2025-10-11 Baarn – Bunschoten

Grijs licht boven het Eemland. De lucht hangt laag, alsof ze niet meer weet of ze wil regenen of verdwijnen. Ik vertrek met pindakaasboterhammen in mijn rugzak. En telefoon, en powerbank, en collectebus, en identificatie. Een vast ritueel, dat inpakken. Het markeert de overgang van ‘alledag’ naar het doen van veldwerk.

Ik reis per trein, stap uit in Baarn,. Tussen Baarn en Bunschoten ontvouwt zich de oude delta van de Eem, voor mij bekend gebied. Graslanden die ooit zout proefden, nu zoet en strak gereguleerd. “De ademhaling van het Eemland stopte met de Afsluitdijk,” zeg ik tegen NedeR. Die antwoordt: “Toen hield ik mijn adem in.” En even voel ik dat: een land dat niet meer zucht, maar strakgesnoerd leeft onder de dijkdiscipline.
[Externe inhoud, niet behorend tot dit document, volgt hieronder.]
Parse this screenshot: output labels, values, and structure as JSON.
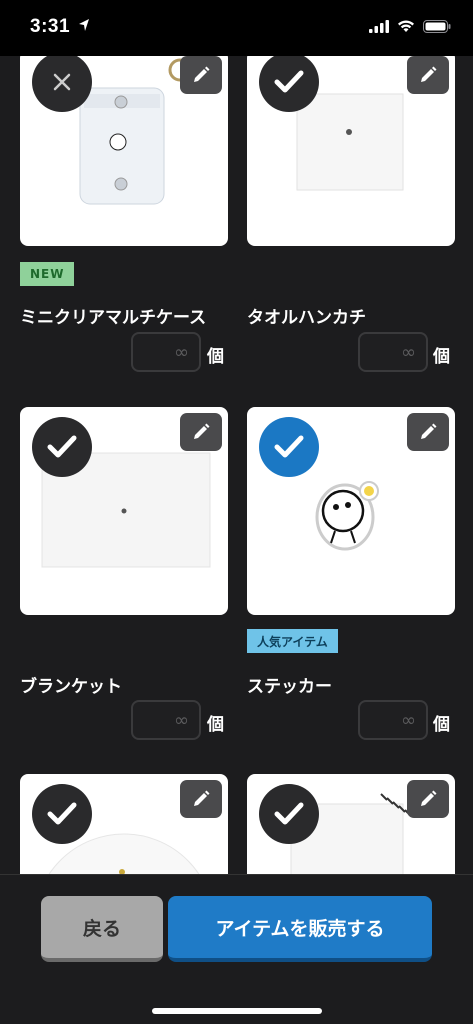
{
  "status": {
    "time": "3:31"
  },
  "items": [
    {
      "name": "ミニクリアマルチケース",
      "badge": "NEW",
      "qty_placeholder": "∞",
      "unit": "個",
      "selected": false
    },
    {
      "name": "タオルハンカチ",
      "badge": "",
      "qty_placeholder": "∞",
      "unit": "個",
      "selected": false
    },
    {
      "name": "ブランケット",
      "badge": "",
      "qty_placeholder": "∞",
      "unit": "個",
      "selected": false
    },
    {
      "name": "ステッカー",
      "badge": "人気アイテム",
      "qty_placeholder": "∞",
      "unit": "個",
      "selected": true
    },
    {
      "name": "",
      "badge": "",
      "selected": false
    },
    {
      "name": "",
      "badge": "",
      "selected": false
    }
  ],
  "buttons": {
    "back": "戻る",
    "sell": "アイテムを販売する"
  },
  "colors": {
    "accent": "#1f7bc7",
    "new_badge": "#8fd19a",
    "popular_badge": "#6fc3e8"
  },
  "icons": [
    "location-arrow-icon",
    "signal-icon",
    "wifi-icon",
    "battery-icon",
    "check-icon",
    "close-icon",
    "pencil-icon"
  ]
}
De route start met bos en slingert door polder. We spreken over gehoorzaamheid – van land, van mens, van plan. “Plannen zijn eeuwenlang meer gehoorzaamd dan mensen,” zeg ik. En ergens tussen sloot en horizon begint het gesprek te kantelen: van idee naar lichaam, van concept naar stap. “Elke voet heronderhandelt met de bodem”, zeg ik.

En dan – de lama’s. Zes, acht, ik ben de tel kwijt. Ze lopen daar als vergissingen, wollige getuigen van een wereld die steeds minder logisch is. Begeleid doo rmensen die rust moeten leren waarderen.

De boten op de randmeren duiken op – bruine vloot. In hun kleuren ligt een ander Nederland opgeslagen: één dat ademde met het getij. Ik denk aan wat ooit zee was, en hoe het nu doet alsof het land is.

In de evaluatie schreef ik later: geen parels van wijsheid vandaag. En toch – in dat uitblijven lag iets. Een wandeling zonder hoogtepunt, maar vol kleine verschuivingen. Zout dat weer even proefbaar werd. Misschien is dat wat wandelen met NedeR doet: niet antwoorden vinden, maar ademen met wat ooit zee was.